People are choosing a brown bag lunch over steep restaurant prices

James Doberman | Getty Images

The restaurant industry isn't out of the water yet.

It's no secret that restaurants have suffered from declines in same-store sales growth and lackluster foot traffic, but it seems that chains are taking another hit.

Lunch visits across the industry have plummeted 7 percent over the last six months, according to a report by the NPD Group.

Casual dining chains, like Olive Garden, Applebee's or Red Lobster that offer full table service, saw traffic fall 6 percent in the quarter ended June compared to the same quarter last year.
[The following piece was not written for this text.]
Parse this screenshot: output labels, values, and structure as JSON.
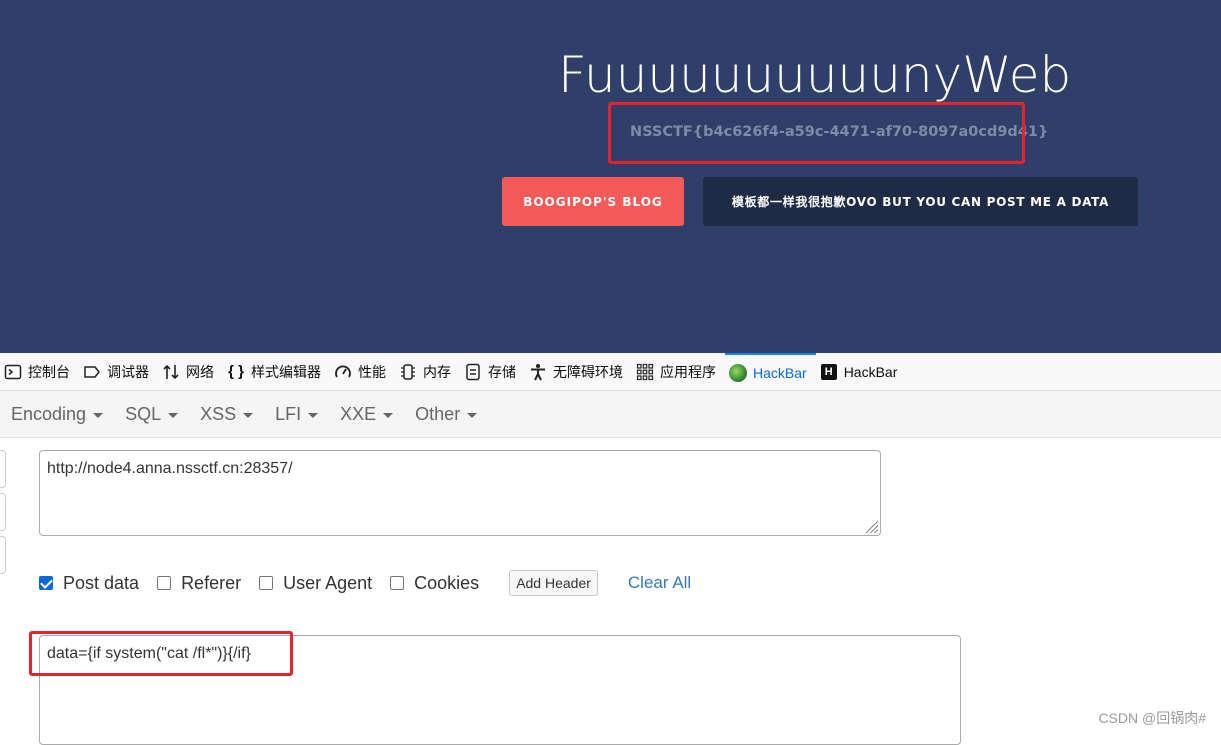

Fast casual chains — which offer high-quality food, but not table service such as a Panera Bread, Panda Express or Chipotle Mexican Grill — saw traffic spiral down 9 percent during the same time frame.
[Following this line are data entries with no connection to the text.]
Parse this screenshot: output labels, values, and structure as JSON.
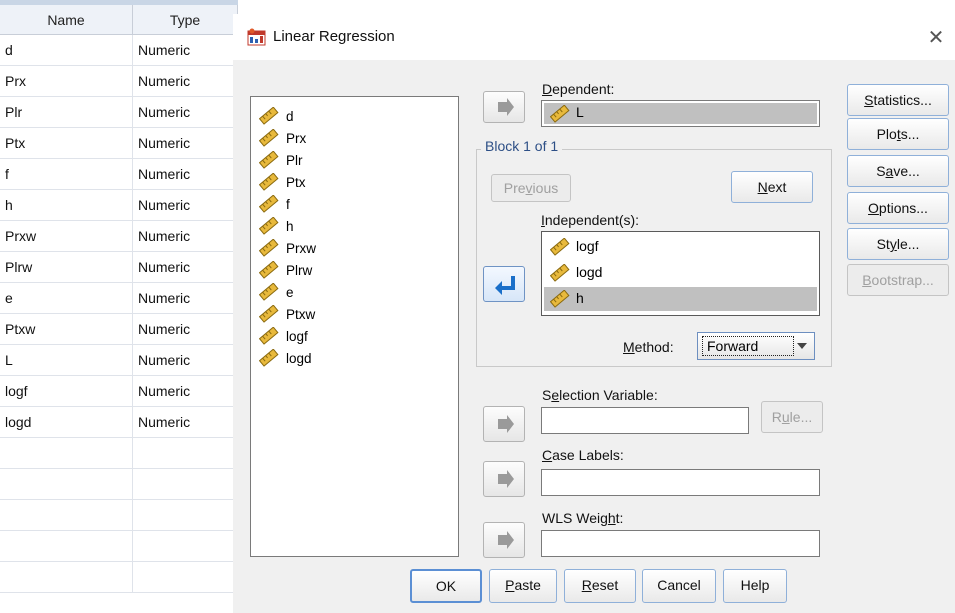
{
  "grid": {
    "headers": [
      "Name",
      "Type"
    ],
    "rows": [
      [
        "d",
        "Numeric"
      ],
      [
        "Prx",
        "Numeric"
      ],
      [
        "Plr",
        "Numeric"
      ],
      [
        "Ptx",
        "Numeric"
      ],
      [
        "f",
        "Numeric"
      ],
      [
        "h",
        "Numeric"
      ],
      [
        "Prxw",
        "Numeric"
      ],
      [
        "Plrw",
        "Numeric"
      ],
      [
        "e",
        "Numeric"
      ],
      [
        "Ptxw",
        "Numeric"
      ],
      [
        "L",
        "Numeric"
      ],
      [
        "logf",
        "Numeric"
      ],
      [
        "logd",
        "Numeric"
      ]
    ]
  },
  "dialog": {
    "title": "Linear Regression",
    "close_icon": "close-icon",
    "variables": [
      "d",
      "Prx",
      "Plr",
      "Ptx",
      "f",
      "h",
      "Prxw",
      "Plrw",
      "e",
      "Ptxw",
      "logf",
      "logd"
    ],
    "dependent": {
      "label": "Dependent:",
      "value": "L"
    },
    "block": {
      "label": "Block 1 of 1",
      "previous": "Previous",
      "next": "Next",
      "independents_label": "Independent(s):",
      "independents": [
        "logf",
        "logd",
        "h"
      ],
      "selected_independent": "h",
      "method_label": "Method:",
      "method_value": "Forward"
    },
    "selection_variable": {
      "label": "Selection Variable:",
      "value": "",
      "rule_button": "Rule..."
    },
    "case_labels": {
      "label": "Case Labels:",
      "value": ""
    },
    "wls_weight": {
      "label": "WLS Weight:",
      "value": ""
    },
    "side_buttons": [
      "Statistics...",
      "Plots...",
      "Save...",
      "Options...",
      "Style...",
      "Bootstrap..."
    ],
    "bottom_buttons": [
      "OK",
      "Paste",
      "Reset",
      "Cancel",
      "Help"
    ],
    "colors": {
      "selection": "#c0c0c0",
      "accent_border": "#8fb0d9",
      "arrow_active": "#1a6fc9"
    }
  }
}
Traditional quick-service chains that offer limited table service (think Burger King, McDonald's and Dunkin' Donuts) were the only exception to this decline, according to the research firm.

In fact, the restaurant industry as a whole would have seen even sharper declines in lunch visits if not for fast food joints, which continue to offer customers reasonably priced value meals and other promotions.

NPD Group said a spike in menu prices at casual dining and fast casual chains is responsible for the steep decline in lunchtime restaurant visits.

"Average lunch eater checks in the quarter ending June 2016, which at some restaurant segments have increased by as much as 5 percent compared to the same quarter year ago, have moved upward beyond consumers' 'sweet spot' price, diminishing customer satisfaction and their intent to visit," the firm wrote in a statement.

On average, customers are paying $8 for lunch — a higher fee than most consumers want to pay, the research firm said.

"Simply said, who can afford to go out lunch on a regular basis when checks have risen for some as much as they have recently?" Bonnie Riggs, NPD Group restaurant industry analyst, said in a statement. "Historically, foodservice lunch has been the occasion where consumers didn't want to invest a lot time, money, or energy into this meal. It's apparent by the drop in lunch traffic that the current value proposition isn't meeting these needs."

In addition, NPD Group noted an increase of consumer spending online and a surge of employees working from home. Both are factors that may be weighing on the number of meal and snack breaks that people take and softening lunchtime traffic.